You could try the /ping
slash command again to verify the outage. You’ll see that the slash command doesn’t work. By using the slash command, you can verify the deckofcards
API is offline without even leaving the channel in Mattermost! You can include that tidbit of information with the first update, and a minute later you will be asked for another follow-up. During a real incident, every second counts!

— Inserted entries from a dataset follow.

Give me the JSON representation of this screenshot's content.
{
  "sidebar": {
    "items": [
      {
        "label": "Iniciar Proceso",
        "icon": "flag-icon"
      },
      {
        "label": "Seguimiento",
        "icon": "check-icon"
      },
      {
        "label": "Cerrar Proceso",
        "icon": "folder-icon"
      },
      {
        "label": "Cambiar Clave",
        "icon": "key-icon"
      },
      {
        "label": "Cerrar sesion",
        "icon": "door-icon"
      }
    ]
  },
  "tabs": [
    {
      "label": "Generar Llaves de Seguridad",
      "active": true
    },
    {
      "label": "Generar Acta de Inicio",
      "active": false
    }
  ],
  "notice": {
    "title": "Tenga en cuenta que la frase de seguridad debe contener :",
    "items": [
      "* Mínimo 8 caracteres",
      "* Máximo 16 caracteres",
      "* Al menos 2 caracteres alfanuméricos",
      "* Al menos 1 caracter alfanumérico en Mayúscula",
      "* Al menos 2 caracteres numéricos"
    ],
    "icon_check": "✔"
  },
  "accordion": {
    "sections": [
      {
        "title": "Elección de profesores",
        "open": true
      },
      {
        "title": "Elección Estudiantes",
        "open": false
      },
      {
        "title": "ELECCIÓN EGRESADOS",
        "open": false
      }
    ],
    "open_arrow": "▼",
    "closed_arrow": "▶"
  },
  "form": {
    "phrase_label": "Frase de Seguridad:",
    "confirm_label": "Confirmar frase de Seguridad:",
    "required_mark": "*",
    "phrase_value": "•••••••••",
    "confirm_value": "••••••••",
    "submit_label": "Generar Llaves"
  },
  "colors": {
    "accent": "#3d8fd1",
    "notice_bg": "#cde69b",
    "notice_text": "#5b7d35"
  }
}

To simulate resolving the outage, use the following command:
docker start deckofcards
After another minute, Healthchecks will report the restored service to Mattermost and the /ping
slash command will work again, so you can finish the remaining steps and mark the playbook as finished!
Next Steps
You’ve successfully set up your first incident response plan in Mattermost! Let’s recap everything you accomplished in these few simple steps:
- Set up Mattermost to centralize developer collaboration and communication
- Learned how to authenticate and fetch data from the Mattermost API
- Initialized an API (
deckofcards
) to serve as a starting point for new ideas - Created a Mattermost slash command to communicate with
deckofcards
- Configured Healthchecks to monitor
deckofcards
for any outages and report them to Mattermost, along with launching a playbook to resolve the outage!
You can use this setup as a starting point for your own projects that require uptime monitoring and incident resolution. Mattermost can serve as the platform for your entire developer workflow, and this demo is barely scratching the surface. For example, you could use this deckofcards
API to create slash commands or even an entire Mattermost app! What will you create?